Loan portfolios grew by 2.2% to $185 billion
In this part of the series, we’ll analyze the size and growth of loan portfolios of US banks (XLF). Loan portfolios grew by 2.2% over 2Q14 to $185 billion in 2Q15. This was led by a $49 billion increase in commercial and industrial loans, followed by a $25 billion increase in one-to-four family residential mortgages. Almost all major loan categories posted an increase year-over-year.
Loan losses, as well as non-current loan balances, continued to fall year-over-year. Loan loss provisions increased in 2Q15 compared to last year. However, the increase was attributable primarily to larger banks, as overall provision expenses at community banks fell.
Charge-off rates of major banks fall
Net charge-offs fell 11.2% to $1.1 billion compared to last year.
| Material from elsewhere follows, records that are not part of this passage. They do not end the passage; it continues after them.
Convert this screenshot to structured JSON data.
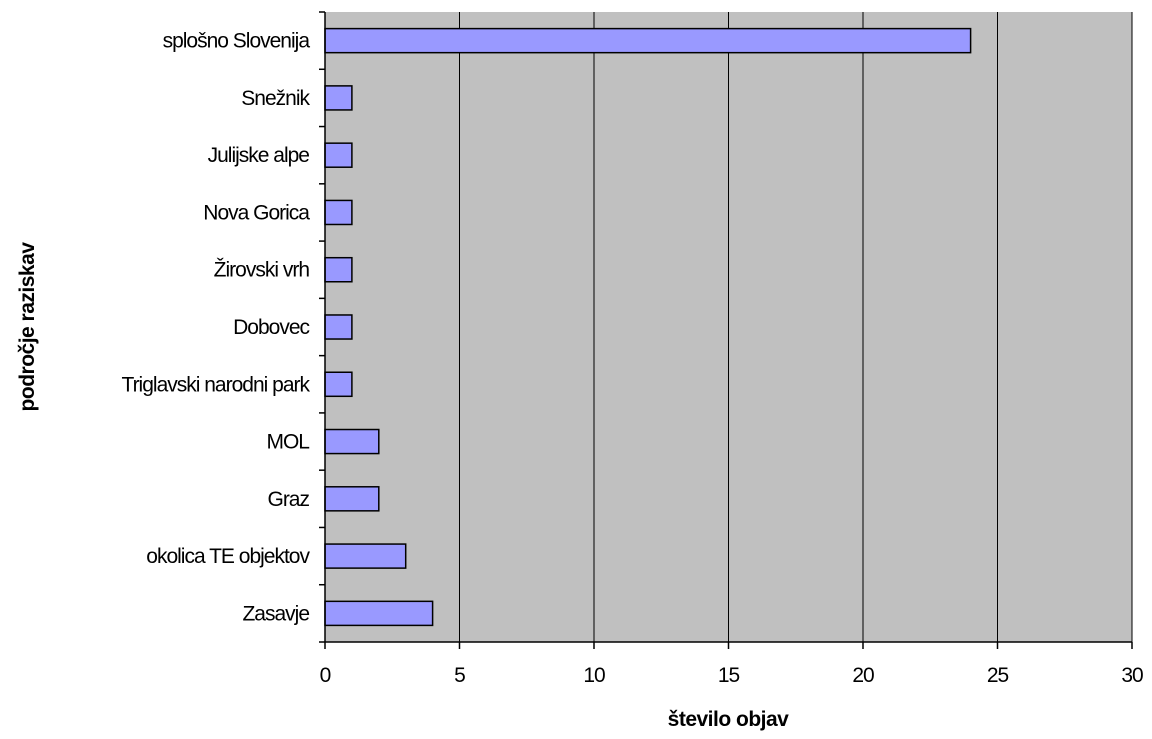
{
  "chart_data": {
    "type": "bar",
    "orientation": "horizontal",
    "categories": [
      "splošno Slovenija",
      "Snežnik",
      "Julijske alpe",
      "Nova Gorica",
      "Žirovski vrh",
      "Dobovec",
      "Triglavski narodni park",
      "MOL",
      "Graz",
      "okolica TE objektov",
      "Zasavje"
    ],
    "values": [
      24,
      1,
      1,
      1,
      1,
      1,
      1,
      2,
      2,
      3,
      4
    ],
    "xlabel": "število objav",
    "ylabel": "področje raziskav",
    "xlim": [
      0,
      30
    ],
    "xticks": [
      0,
      5,
      10,
      15,
      20,
      25,
      30
    ],
    "grid": "vertical",
    "legend": "none",
    "colors": {
      "bar_fill": "#9999ff",
      "bar_stroke": "#000000",
      "plot_background": "#c0c0c0",
      "gridline": "#000000"
    }
  }
}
Meanwhile, net charge-off rates fell to 0.42%, the lowest levels since 2006 compared to 0.50% in 2Q14. Charge-off rates are the flow of a bank’s net charge-offs (or gross charge-offs minus recoveries) during a quarter divided by the average level of its loans.
Banks like Wells Fargo (WFC), J.P. Morgan (JPM), and Bank of America (BAC) listed on the New York Stock Exchange (SPY) reported lower charge-off rates in 2Q15 compared to the corresponding period last year.
Wells Fargo’s charge-off ratio fell to 0.30% from 0.35% and net charge-offs fell by $67 million to $650 million in the second quarter of 2015. Meanwhile J.P. Morgan and Bank of America posted rates of 0.56% and 0.49%, respectively.